61.This section amends schedule 4 of the 1990 Act to further extend eligibility to include solicitors with rights of audience for 5 years in either the Court of Session or the High Court of Justiciary. Recommendation for appointment to judicial office is the function of the Judicial Appointments Board for Scotland.
Section 22 – Temporary judges: tenure
62.Section 35(3) of the 1990 Act gives the Scottish Ministers the power to appoint temporary judges, if it appears expedient to do so, after consulting the Lord President. Those appointed have the full powers of a judge of the Court of Session. Paragraphs 5 to 11 of schedule 4 to the 1990 Act make provision in respect of their terms and conditions of appointment. This section amends paragraph 5 of schedule 4 of the 1990 Act by inserting new subparagraphs (2) to (9) bringing the provisions for the tenure of a temporary judge in line with the existing provisions relating to part-time sheriffs as set out at section 11B of the 1971 Act.
Section 23 - Re-employment of retired judges
63.Provision in relation to the re-employment of retired judges is made at section 22(1) of the Law Reform (Miscellaneous Provisions) (Scotland) Act 1985 (c.73) (“the 1985 Act”) which enables the Lord President of the Court of Session, with the consent of the Scottish Ministers, to appoint retired judges so that they can give assistance to the Court of Session and the High Court of Justiciary. This section amends section 22(1) of the 1985 Act to remove the requirement on the Lord President to obtain the consent of the Scottish Ministers and to prevent a judge of the Court of Session who has been removed from office under section 95(6) of the Scotland Act 1998, from being re-employed under this section.

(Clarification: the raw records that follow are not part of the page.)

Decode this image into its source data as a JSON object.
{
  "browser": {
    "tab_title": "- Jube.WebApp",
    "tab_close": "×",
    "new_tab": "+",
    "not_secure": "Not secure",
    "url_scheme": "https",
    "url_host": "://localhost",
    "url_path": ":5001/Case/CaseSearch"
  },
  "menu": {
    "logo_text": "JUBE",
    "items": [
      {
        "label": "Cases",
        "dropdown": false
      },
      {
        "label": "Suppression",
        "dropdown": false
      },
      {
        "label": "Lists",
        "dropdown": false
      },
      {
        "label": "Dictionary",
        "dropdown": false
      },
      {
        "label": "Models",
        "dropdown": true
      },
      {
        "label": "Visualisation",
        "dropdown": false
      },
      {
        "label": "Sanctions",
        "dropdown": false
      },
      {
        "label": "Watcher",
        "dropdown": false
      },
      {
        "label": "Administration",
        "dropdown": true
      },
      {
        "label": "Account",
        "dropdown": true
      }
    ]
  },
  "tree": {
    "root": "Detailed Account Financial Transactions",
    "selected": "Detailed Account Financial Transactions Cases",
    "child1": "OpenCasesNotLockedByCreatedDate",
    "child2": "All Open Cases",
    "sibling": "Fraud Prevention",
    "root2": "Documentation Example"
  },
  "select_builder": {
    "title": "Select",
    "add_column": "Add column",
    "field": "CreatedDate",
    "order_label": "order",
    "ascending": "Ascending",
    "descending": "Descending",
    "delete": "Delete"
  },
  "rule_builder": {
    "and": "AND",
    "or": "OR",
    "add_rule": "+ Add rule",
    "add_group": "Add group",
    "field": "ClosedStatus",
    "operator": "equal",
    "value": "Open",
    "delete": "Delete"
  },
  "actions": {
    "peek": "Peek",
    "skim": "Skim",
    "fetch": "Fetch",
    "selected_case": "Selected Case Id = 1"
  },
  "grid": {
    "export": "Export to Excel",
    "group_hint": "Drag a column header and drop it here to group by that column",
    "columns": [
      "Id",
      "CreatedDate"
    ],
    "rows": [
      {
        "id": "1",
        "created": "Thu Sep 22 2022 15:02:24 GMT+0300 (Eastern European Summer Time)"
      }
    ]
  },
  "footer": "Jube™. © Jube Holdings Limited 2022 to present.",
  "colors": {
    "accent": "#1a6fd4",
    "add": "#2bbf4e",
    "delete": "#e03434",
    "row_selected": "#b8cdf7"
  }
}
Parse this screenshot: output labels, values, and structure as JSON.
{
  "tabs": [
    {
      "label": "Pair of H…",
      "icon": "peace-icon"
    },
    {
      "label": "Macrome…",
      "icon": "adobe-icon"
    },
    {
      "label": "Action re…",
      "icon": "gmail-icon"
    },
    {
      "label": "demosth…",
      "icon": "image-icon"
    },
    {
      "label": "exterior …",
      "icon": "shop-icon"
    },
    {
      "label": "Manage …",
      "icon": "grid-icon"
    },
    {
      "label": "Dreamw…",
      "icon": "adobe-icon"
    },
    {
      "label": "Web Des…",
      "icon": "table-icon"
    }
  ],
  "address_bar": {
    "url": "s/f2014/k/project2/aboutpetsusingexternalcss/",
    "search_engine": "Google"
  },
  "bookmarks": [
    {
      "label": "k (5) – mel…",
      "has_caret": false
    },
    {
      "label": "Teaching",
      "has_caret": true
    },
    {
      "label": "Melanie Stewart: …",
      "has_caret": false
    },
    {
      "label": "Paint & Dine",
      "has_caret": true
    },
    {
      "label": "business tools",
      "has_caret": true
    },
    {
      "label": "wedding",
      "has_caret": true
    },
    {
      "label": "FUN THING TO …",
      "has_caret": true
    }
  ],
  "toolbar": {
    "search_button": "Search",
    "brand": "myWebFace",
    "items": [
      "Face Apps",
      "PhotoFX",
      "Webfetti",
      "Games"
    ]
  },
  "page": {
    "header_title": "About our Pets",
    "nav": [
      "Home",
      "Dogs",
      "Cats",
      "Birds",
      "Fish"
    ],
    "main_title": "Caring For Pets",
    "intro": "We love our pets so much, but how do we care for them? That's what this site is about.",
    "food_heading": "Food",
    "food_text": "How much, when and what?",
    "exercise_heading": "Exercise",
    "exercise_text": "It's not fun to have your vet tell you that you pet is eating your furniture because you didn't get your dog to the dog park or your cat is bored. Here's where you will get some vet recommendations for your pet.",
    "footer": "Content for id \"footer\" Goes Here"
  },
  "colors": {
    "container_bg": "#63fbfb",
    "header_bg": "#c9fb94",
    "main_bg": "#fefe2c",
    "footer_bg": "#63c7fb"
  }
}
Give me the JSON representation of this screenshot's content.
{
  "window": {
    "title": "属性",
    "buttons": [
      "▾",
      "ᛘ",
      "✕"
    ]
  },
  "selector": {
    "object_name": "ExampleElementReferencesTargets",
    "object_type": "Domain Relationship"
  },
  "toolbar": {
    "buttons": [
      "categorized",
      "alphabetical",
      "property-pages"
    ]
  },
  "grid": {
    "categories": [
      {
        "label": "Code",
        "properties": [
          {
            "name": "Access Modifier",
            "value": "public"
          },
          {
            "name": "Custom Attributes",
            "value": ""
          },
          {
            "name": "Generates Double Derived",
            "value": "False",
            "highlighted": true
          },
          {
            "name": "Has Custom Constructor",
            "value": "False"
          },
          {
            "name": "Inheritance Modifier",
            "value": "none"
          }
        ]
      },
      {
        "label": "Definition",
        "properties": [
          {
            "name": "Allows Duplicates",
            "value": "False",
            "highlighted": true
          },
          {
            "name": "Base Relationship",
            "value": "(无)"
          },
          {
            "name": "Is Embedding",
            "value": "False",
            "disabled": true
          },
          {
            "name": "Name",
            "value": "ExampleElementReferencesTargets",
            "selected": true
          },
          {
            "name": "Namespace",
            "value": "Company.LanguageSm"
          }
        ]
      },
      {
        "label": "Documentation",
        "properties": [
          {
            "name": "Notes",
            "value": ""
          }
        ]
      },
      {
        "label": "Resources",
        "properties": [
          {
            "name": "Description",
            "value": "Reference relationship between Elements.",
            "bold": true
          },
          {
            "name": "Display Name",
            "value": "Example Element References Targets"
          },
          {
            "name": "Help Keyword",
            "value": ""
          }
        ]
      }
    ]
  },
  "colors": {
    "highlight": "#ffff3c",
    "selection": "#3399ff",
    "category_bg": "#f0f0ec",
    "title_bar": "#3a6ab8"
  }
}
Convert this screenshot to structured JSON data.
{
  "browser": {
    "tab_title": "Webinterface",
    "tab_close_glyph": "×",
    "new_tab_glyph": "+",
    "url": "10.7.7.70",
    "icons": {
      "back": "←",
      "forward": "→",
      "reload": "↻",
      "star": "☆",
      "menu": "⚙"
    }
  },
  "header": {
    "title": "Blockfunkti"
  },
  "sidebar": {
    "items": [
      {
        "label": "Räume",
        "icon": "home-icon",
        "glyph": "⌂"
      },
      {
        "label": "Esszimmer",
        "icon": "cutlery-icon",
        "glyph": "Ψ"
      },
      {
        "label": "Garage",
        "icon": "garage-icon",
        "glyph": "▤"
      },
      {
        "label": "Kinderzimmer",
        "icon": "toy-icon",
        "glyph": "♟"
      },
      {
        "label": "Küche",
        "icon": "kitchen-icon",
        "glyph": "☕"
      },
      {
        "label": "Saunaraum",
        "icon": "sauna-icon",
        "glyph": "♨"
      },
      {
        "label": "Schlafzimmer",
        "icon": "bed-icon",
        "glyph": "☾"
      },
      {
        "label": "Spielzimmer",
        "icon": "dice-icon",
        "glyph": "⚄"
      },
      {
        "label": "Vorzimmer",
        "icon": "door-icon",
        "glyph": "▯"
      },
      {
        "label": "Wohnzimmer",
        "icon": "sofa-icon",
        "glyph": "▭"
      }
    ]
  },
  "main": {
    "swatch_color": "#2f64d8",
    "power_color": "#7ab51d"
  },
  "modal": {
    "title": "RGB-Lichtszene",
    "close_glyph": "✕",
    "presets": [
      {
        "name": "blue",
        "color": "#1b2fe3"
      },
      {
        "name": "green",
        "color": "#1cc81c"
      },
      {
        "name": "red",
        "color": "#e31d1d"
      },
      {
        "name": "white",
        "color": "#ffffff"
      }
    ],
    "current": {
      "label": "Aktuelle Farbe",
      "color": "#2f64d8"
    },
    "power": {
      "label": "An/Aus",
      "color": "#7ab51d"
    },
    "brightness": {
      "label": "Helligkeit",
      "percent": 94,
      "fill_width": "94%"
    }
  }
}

Such re-employment does not fall within the remit of the Judicial Appointments Board. Similar provision is made in section 25 for the re-employment of retired sheriffs principal and sheriffs.
Sheriffs principal, sheriffs and part-time sheriffs
Section 24 – Appointment of temporary sheriffs principal
64.Section 11 of the 1971 Act provides that the Scottish Ministers may appoint temporary sheriffs principal where a vacancy occurs in the office of sheriff principal and the appointment of a temporary replacement would be expedient. This section amends section 11 to provide that such appointments are made by the Scottish Ministers at the request of the Lord President.
Section 25 - Re-employment of retired sheriffs principal and sheriffs
65.This section adds a new section 14A to the 1971 Act to provide for the re-employment of retired sheriffs principal and sheriffs. The new section 14A provides that a sheriff principal may, as a temporary measure, appoint a former sheriff principal or sheriff to act as a sheriff in that sheriffdom. However, a former sheriff principal or sheriff is not eligible for such re-employment if he has been removed from office under section 12E of the 1971 Act (as inserted by section 38 of the Act) or if he or she is 75 years of age or older. Subsection (8) provides that, where such a sheriff reaches the age of 75 whilst he or she is continuing to deal with a particular case, the appointment can continue until that case is completed.
Section 26 – Appointment of part-time sheriffs
66.This section amends section 11A of the 1971 Act to place a requirement on the Scottish Ministers to consult the Lord President prior to appointing a part-time sheriff.
Section 27 – Sheriffs and part-time sheriffs: official oaths
67.This section requires sheriffs and part-time sheriffs to take the oath of allegiance to the Queen and the judicial oath on appointment. This is done by amending Part 2 of the Schedule of the Promissory Oaths Act 1868 to include them in the list of judicial office holders who are required to take this oath.